Silvestri Mark T, Bongiovanni Tasce R, Glover Janis G, Gross Cary P
Robert Wood Johnson Foundation Clinical Scholars Program, Yale School of Medicine, New Haven, Connecticut.
U.S. Department of Veterans Affairs, Connecticut Healthcare System, West Haven, Connecticut.
J Hosp Med. 2016 Jan;11(1):65-76. doi: 10.1002/jhm.2500. Epub 2015 Oct 23.
Displaying order prices to physicians is 1 potential strategy to reduce unnecessary health expenditures, but its impact on patterns of care is unclear.
To review characteristics of previous price display interventions, impact on order costs and volume, effects on patient safety, acceptability to physicians, and the quality of this evidence.
Systematic review of studies that showed numeric prices of laboratory tests, imaging studies, or medications to providers in real time during the ordering process and evaluated the impact on provider ordering. Two investigators independently extracted data for each study and evaluated study quality using a modified Downs and Black checklist.
Of 1494 studies reviewed, 19 met inclusion criteria, including 5 randomized trials, 13 pre-post intervention studies, and 1 time series analysis. Studies were published between 1983 and 2014. Of 15 studies reporting the quantitative impact of price display on aggregate order costs or volume, 10 demonstrated a statistically significant decrease in the intervention group. Price display was found to decrease aggregate order costs (9 of 13 studies) more frequently than order volume (3 of 8 studies). Patient safety was evaluated in 5 studies and was unaffected by price display. Provider acceptability tended to be positive, although evidence was limited.
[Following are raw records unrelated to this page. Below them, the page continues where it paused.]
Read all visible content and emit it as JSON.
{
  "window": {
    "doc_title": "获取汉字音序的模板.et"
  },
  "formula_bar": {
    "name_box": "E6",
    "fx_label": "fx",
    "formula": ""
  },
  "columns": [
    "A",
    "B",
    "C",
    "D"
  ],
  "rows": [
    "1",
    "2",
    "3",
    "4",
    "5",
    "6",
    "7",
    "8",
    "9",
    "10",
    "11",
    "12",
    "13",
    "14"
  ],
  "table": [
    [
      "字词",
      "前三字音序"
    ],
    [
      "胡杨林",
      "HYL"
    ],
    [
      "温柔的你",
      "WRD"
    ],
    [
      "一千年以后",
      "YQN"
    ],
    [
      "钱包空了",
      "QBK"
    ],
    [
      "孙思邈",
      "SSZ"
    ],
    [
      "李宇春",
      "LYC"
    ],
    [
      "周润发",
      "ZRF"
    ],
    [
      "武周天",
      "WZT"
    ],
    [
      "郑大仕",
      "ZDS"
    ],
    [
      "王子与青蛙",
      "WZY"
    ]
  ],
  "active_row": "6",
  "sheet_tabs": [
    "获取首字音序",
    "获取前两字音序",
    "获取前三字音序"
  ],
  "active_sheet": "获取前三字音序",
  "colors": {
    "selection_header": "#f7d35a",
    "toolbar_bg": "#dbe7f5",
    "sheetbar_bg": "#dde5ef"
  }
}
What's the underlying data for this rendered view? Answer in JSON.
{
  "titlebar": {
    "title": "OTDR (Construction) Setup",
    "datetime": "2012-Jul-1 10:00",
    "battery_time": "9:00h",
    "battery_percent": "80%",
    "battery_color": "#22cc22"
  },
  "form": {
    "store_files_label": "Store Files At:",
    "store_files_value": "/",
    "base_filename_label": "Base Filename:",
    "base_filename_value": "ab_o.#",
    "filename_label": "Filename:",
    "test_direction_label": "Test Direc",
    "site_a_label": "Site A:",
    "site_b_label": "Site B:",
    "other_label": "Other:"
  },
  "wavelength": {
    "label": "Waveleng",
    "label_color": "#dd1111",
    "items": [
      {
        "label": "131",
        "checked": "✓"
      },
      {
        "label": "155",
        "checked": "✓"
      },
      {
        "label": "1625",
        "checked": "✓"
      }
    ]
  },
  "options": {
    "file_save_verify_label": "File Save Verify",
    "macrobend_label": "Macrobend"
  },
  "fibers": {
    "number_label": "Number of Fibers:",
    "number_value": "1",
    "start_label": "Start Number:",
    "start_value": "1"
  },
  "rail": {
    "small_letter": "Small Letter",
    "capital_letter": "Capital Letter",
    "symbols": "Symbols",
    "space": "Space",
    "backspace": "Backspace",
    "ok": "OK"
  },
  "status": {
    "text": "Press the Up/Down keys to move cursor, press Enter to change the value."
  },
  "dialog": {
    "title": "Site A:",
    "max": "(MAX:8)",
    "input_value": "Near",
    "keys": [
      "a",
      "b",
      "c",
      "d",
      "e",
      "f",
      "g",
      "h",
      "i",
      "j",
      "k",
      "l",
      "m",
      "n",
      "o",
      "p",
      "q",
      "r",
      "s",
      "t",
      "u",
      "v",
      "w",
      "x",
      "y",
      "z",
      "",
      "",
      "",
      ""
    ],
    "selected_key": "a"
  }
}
Study quality was mixed, with checklist scores ranging from 5/21 to 20/21.
Provider price display likely reduces order costs to a modest degree. Patient safety appeared unchanged, though evidence was limited. More high-quality evidence is needed to confirm these findings within a modern context.
向医生展示医嘱价格是降低不必要医疗支出的一种潜在策略,但其对医疗模式的影响尚不清楚。
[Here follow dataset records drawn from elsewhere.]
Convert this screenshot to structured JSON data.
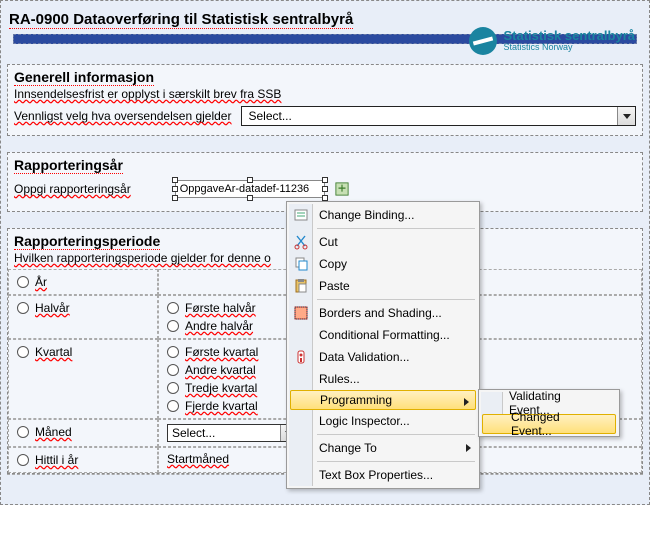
{
  "brand": {
    "name": "Statistisk sentralbyrå",
    "sub": "Statistics Norway",
    "accent": "#1a84a0"
  },
  "form": {
    "title": "RA-0900 Dataoverføring til Statistisk sentralbyrå",
    "general": {
      "heading": "Generell informasjon",
      "line1": "Innsendelsesfrist er opplyst i særskilt brev fra SSB",
      "prompt_label": "Vennligst velg hva oversendelsen gjelder",
      "select_placeholder": "Select..."
    },
    "year": {
      "heading": "Rapporteringsår",
      "label": "Oppgi rapporteringsår",
      "field_binding": "OppgaveAr-datadef-11236"
    },
    "period": {
      "heading": "Rapporteringsperiode",
      "subtitle": "Hvilken rapporteringsperiode gjelder for denne o",
      "row_year": "År",
      "row_half": "Halvår",
      "half_options": [
        "Første halvår",
        "Andre halvår"
      ],
      "row_quarter": "Kvartal",
      "quarter_options": [
        "Første kvartal",
        "Andre kvartal",
        "Tredje kvartal",
        "Fjerde kvartal"
      ],
      "row_month": "Måned",
      "month_select": "Select...",
      "row_ytd": "Hittil i år",
      "ytd_value": "Startmåned"
    }
  },
  "context_menu": {
    "change_binding": "Change Binding...",
    "cut": "Cut",
    "copy": "Copy",
    "paste": "Paste",
    "borders": "Borders and Shading...",
    "cond_fmt": "Conditional Formatting...",
    "data_val": "Data Validation...",
    "rules": "Rules...",
    "programming": "Programming",
    "logic": "Logic Inspector...",
    "change_to": "Change To",
    "props": "Text Box Properties..."
  },
  "submenu": {
    "validating": "Validating Event...",
    "changed": "Changed Event..."
  }
}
回顾以往价格展示干预措施的特点、对医嘱成本和数量的影响、对患者安全的影响、医生的接受程度以及该证据的质量。
对在医嘱开具过程中实时向医疗服务提供者展示实验室检查、影像学检查或药物的数字价格并评估对医疗服务提供者医嘱开具影响的研究进行系统评价。两名研究人员独立为每项研究提取数据,并使用改良的唐斯和布莱克检查表评估研究质量。
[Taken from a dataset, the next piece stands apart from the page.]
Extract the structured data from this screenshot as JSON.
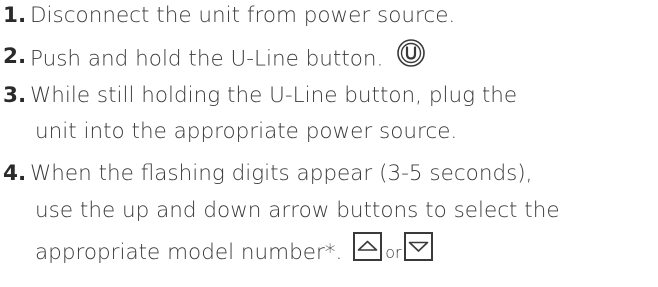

在检索的1494项研究中,19项符合纳入标准,包括5项随机试验、13项干预前后研究和1项时间序列分析。研究发表于1983年至2014年之间。在15项报告价格展示对总医嘱成本或数量的定量影响的研究中,10项显示干预组有统计学意义的下降。发现价格展示降低总医嘱成本(13项研究中的9项)比降低医嘱数量(8项研究中的3项)更常见。5项研究评估了患者安全,价格展示对其无影响。医生的接受程度倾向于积极,尽管证据有限。研究质量参差不齐,检查表得分从5/21到20/21不等。
向医疗服务提供者展示价格可能会在一定程度上降低医嘱成本。尽管证据有限,但患者安全似乎未受影响。需要更多高质量的证据在现代背景下证实这些发现。